The more you use it, the more it produces;
the more you talk of it, the less you understand.
Have a good day!
– Tom Delaney
Hagakure (“Hidden Leaves” or “Hidden by the Leaves”) is a collection of observations, anecdotes and aphorisms by 18th century samurai Yamamoto Tsunetomo. The edition I read was published by Kodansha with William Scott Wilson as the translator, and included extensive introductory and historical information.
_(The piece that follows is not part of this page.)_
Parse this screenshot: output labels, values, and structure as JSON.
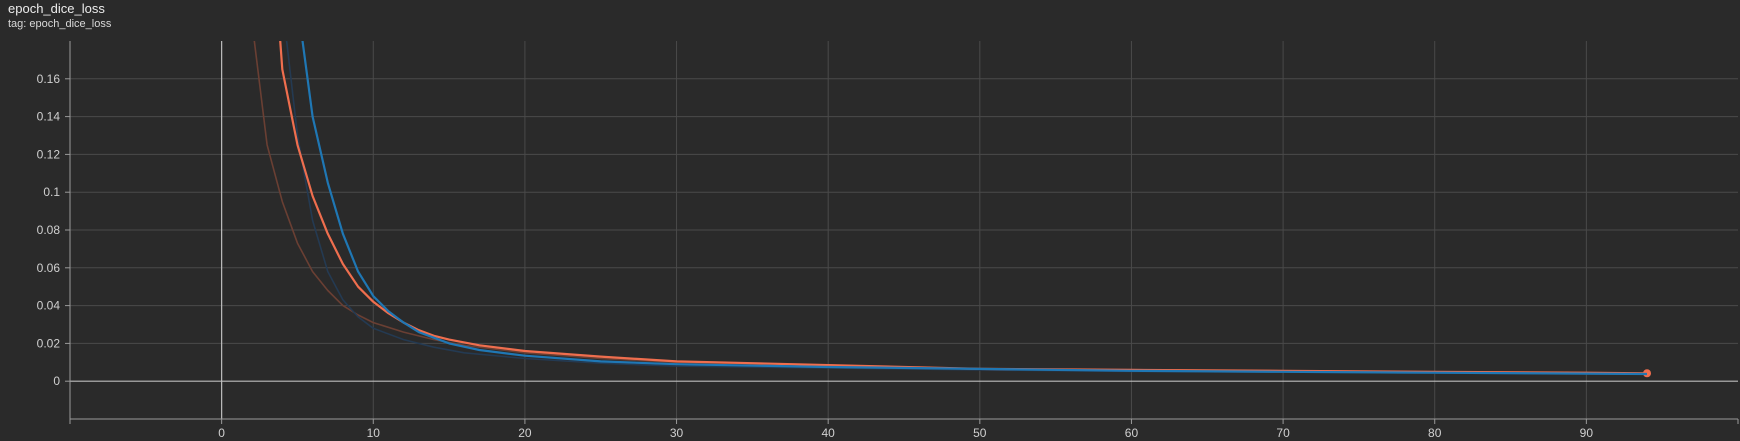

The book itself is a compilation worth one’s while to peruse if you want a feel for the social norms and moral maxims of samurai subculture in Yamamoto’s time. There are numerous sayings that can inspire one in the pursuit of excellence in any discipline. There are also numerous case examples of seppuku for one to consider the rationality of, or the possible irrationality. If you are looking for a book that more directly addresses mental discipline and swordsmanship, I would steer you to Miyamoto Musashi’s Book of Five Rings before I would to Hagakure. That said, one of the last quotes I copied into my own notebook is definitely one of my favorites from the entire work:
“A warrior is a man who does not live his life in regret.”